Because the burden imposed by
section 6661(a) on the Party's freedom of association is slight, and because the State has a compelling interest in minimizing voter confusion, we hold that
section 6661(a) does not violate the Party's First Amendment right to associate with whomever it chooses. The Party's assertion that “legislative restrictions on the right of a ballot-qualified political party to adopt its own procedures for self-governance including nomination of candidates constitute a substantial impairment of the rights of the party and its members to freedom of association” does find some support in the Supreme Court's jurisprudence, but the Party overstates the breadth of the holdings on which it relies.

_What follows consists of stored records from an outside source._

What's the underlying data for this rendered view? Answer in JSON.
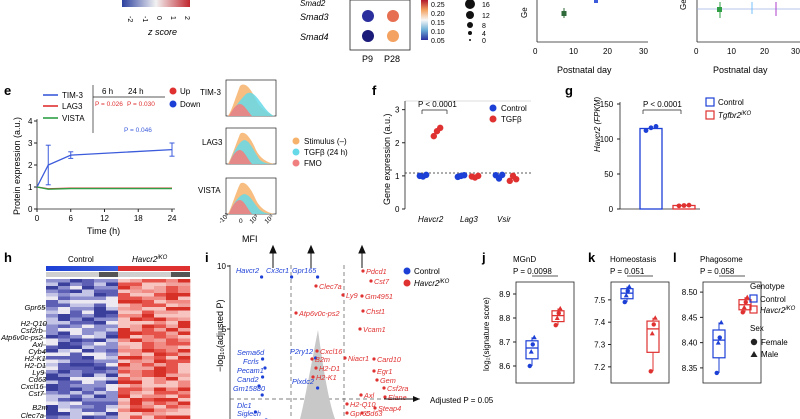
{
  "panel_labels": {
    "e": "e",
    "f": "f",
    "g": "g",
    "h": "h",
    "i": "i",
    "j": "j",
    "k": "k",
    "l": "l"
  },
  "top_strip": {
    "zscore_ticks": [
      "-2",
      "-1",
      "0",
      "1",
      "2"
    ],
    "zscore_label": "z score",
    "genes": [
      "Smad2",
      "Smad3",
      "Smad4"
    ],
    "timepoints": [
      "P9",
      "P28"
    ],
    "color_ticks": [
      "0.25",
      "0.20",
      "0.15",
      "0.10",
      "0.05"
    ],
    "size_ticks": [
      "16",
      "12",
      "8",
      "4",
      "0"
    ],
    "mid_xlabel": "Postnatal day",
    "mid_xticks": [
      "0",
      "10",
      "20",
      "30"
    ],
    "mid_ylabel": "Ge",
    "right_xlabel": "Postnatal day",
    "right_xticks": [
      "0",
      "10",
      "20",
      "30"
    ],
    "right_ylabel": "Ge"
  },
  "panel_e": {
    "chart_data": {
      "type": "line",
      "xlabel": "Time (h)",
      "ylabel": "Protein expression (a.u.)",
      "xticks": [
        "0",
        "6",
        "12",
        "18",
        "24"
      ],
      "yticks": [
        "0",
        "1",
        "2",
        "3",
        "4"
      ],
      "xlim": [
        0,
        24
      ],
      "ylim": [
        0,
        4
      ],
      "series": [
        {
          "name": "TIM-3",
          "color": "#3b5bdb",
          "x": [
            0,
            2,
            6,
            24
          ],
          "y": [
            1.0,
            2.0,
            2.45,
            2.7
          ],
          "err": [
            0,
            0.9,
            0.15,
            0.3
          ]
        },
        {
          "name": "LAG3",
          "color": "#e03131",
          "x": [
            0,
            2,
            6,
            24
          ],
          "y": [
            1.0,
            0.92,
            0.95,
            0.95
          ],
          "err": [
            0,
            0,
            0,
            0
          ]
        },
        {
          "name": "VISTA",
          "color": "#2f9e44",
          "x": [
            0,
            2,
            6,
            24
          ],
          "y": [
            1.0,
            0.9,
            0.93,
            0.93
          ],
          "err": [
            0,
            0,
            0,
            0
          ]
        }
      ]
    },
    "col_6h": "6 h",
    "col_24h": "24 h",
    "p_6h": "P = 0.026",
    "p_24h": "P = 0.030",
    "p_tim3": "P = 0.046",
    "up_label": "Up",
    "down_label": "Down",
    "up_color": "#e03131",
    "down_color": "#1c3fd6"
  },
  "panel_e_hist": {
    "rows": [
      "TIM-3",
      "LAG3",
      "VISTA"
    ],
    "xticks": [
      "-10³",
      "0",
      "10³",
      "10⁵"
    ],
    "xlabel": "MFI",
    "legend": [
      {
        "label": "Stimulus (–)",
        "color": "#f6b26b"
      },
      {
        "label": "TGFβ (24 h)",
        "color": "#66d9e8"
      },
      {
        "label": "FMO",
        "color": "#f08080"
      }
    ]
  },
  "panel_f": {
    "chart_data": {
      "type": "scatter",
      "ylabel": "Gene expression (a.u.)",
      "yticks": [
        "0",
        "1",
        "2",
        "3"
      ],
      "ylim": [
        0,
        3
      ],
      "categories": [
        "Havcr2",
        "Lag3",
        "Vsir"
      ],
      "series": [
        {
          "name": "Control",
          "color": "#1c3fd6",
          "values": [
            [
              1.0,
              0.98,
              1.03
            ],
            [
              0.97,
              1.0,
              1.02
            ],
            [
              1.02,
              0.92,
              1.03
            ]
          ]
        },
        {
          "name": "TGFβ",
          "color": "#e03131",
          "values": [
            [
              2.2,
              2.35,
              2.45
            ],
            [
              0.98,
              0.95,
              1.0
            ],
            [
              0.85,
              1.0,
              0.9
            ]
          ]
        }
      ]
    },
    "pvalue": "P < 0.0001",
    "legend_control": "Control",
    "legend_tgfb": "TGFβ"
  },
  "panel_g": {
    "chart_data": {
      "type": "bar",
      "ylabel": "Havcr2 (FPKM)",
      "yticks": [
        "0",
        "50",
        "100",
        "150"
      ],
      "ylim": [
        0,
        150
      ],
      "categories": [
        "Control",
        "Tgfbr2 iKO"
      ],
      "values": [
        115,
        5
      ]
    },
    "pvalue": "P < 0.0001",
    "legend_control": "Control",
    "legend_ko": "Tgfbr2",
    "legend_ko_sup": "iKO"
  },
  "panel_h": {
    "header_control": "Control",
    "header_ko": "Havcr2",
    "header_ko_sup": "iKO",
    "genes": [
      "Gpr65",
      "H2-Q10",
      "Csf2rb",
      "Atp6v0c-ps2",
      "Axl",
      "Cyb4",
      "H2-K1",
      "H2-D1",
      "Ly9",
      "Cd63",
      "Cxcl16",
      "Cst7",
      "B2m",
      "Clec7a"
    ]
  },
  "panel_i": {
    "ylabel": "−log₁₀(adjusted P)",
    "legend_control": "Control",
    "legend_ko": "Havcr2",
    "legend_ko_sup": "iKO",
    "threshold_label": "Adjusted P = 0.05",
    "blue_genes": [
      "Havcr2",
      "Cx3cr1",
      "Gpr165",
      "P2ry12",
      "Sema6d",
      "Fcrls",
      "Pecam1",
      "Cand2",
      "Gm15880",
      "Plxdc2",
      "Dlc1",
      "Siglech"
    ],
    "red_genes": [
      "Pdcd1",
      "Cst7",
      "Clec7a",
      "Ly9",
      "Gm4951",
      "Atp6v0c-ps2",
      "Chst1",
      "Vcam1",
      "Cxcl16",
      "B2m",
      "H2-D1",
      "H2-K1",
      "Niacr1",
      "Card10",
      "Egr1",
      "Gem",
      "Csf2ra",
      "Elane",
      "Axl",
      "H2-Q10",
      "Gpr65",
      "Cd63",
      "Steap4"
    ]
  },
  "panel_j": {
    "title": "MGnD",
    "pvalue": "P = 0.0098",
    "ylabel": "log₂(signature score)",
    "yticks": [
      "8.6",
      "8.7",
      "8.8",
      "8.9"
    ],
    "chart_data": {
      "type": "box",
      "ylim": [
        8.55,
        8.95
      ],
      "categories": [
        "Control",
        "Havcr2 iKO"
      ],
      "series": [
        {
          "name": "Control",
          "values": [
            8.6,
            8.66,
            8.69,
            8.72
          ]
        },
        {
          "name": "Havcr2 iKO",
          "values": [
            8.77,
            8.8,
            8.82,
            8.84
          ]
        }
      ]
    }
  },
  "panel_k": {
    "title": "Homeostasis",
    "pvalue": "P = 0.051",
    "yticks": [
      "7.2",
      "7.3",
      "7.4",
      "7.5"
    ],
    "chart_data": {
      "type": "box",
      "ylim": [
        7.15,
        7.58
      ],
      "categories": [
        "Control",
        "Havcr2 iKO"
      ],
      "series": [
        {
          "name": "Control",
          "values": [
            7.49,
            7.52,
            7.54,
            7.56
          ]
        },
        {
          "name": "Havcr2 iKO",
          "values": [
            7.18,
            7.35,
            7.39,
            7.42
          ]
        }
      ]
    }
  },
  "panel_l": {
    "title": "Phagosome",
    "pvalue": "P = 0.058",
    "yticks": [
      "8.35",
      "8.40",
      "8.45",
      "8.50"
    ],
    "chart_data": {
      "type": "box",
      "ylim": [
        8.33,
        8.52
      ],
      "categories": [
        "Control",
        "Havcr2 iKO"
      ],
      "series": [
        {
          "name": "Control",
          "values": [
            8.34,
            8.4,
            8.41,
            8.44
          ]
        },
        {
          "name": "Havcr2 iKO",
          "values": [
            8.46,
            8.47,
            8.48,
            8.49
          ]
        }
      ]
    }
  },
  "legend_right": {
    "genotype_title": "Genotype",
    "control": "Control",
    "ko": "Havcr2",
    "ko_sup": "iKO",
    "sex_title": "Sex",
    "female": "Female",
    "male": "Male"
  }
}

See San Francisco County Democratic Cent. Comm., 489 U.S. 214, 109 S.Ct. 1013, 103 L.Ed.2d 271 (holding that California election laws forbidding political parties from endorsing candidates in party primaries and dictating organization and composition of party governing bodies violate right to freedom of association);
Republican Party of Conn., 479 U.S. 208, 107 S.Ct. 544, 93 L.Ed.2d 514 (holding that state law requiring that voters in party primary be registered members of the party violates right to freedom of association);
Democratic Party of U.S. v. Wisconsin, 450 U.S. 107, 101 S.Ct. 1010, 67 L.Ed.2d 82 (1981) (holding that Wisconsin could hold an open Democratic primary but could not require the
National Party to accept the results of that primary, which conflicted with a National Party rule requiring closed primaries). These cases struck down particularly egregious intrusions into party self-governance.
Jenness, American Party, and
Socialist Workers Party are on all fours with this case and demonstrate that political parties' rights to nominate whomever they want, however they want, is not sacred.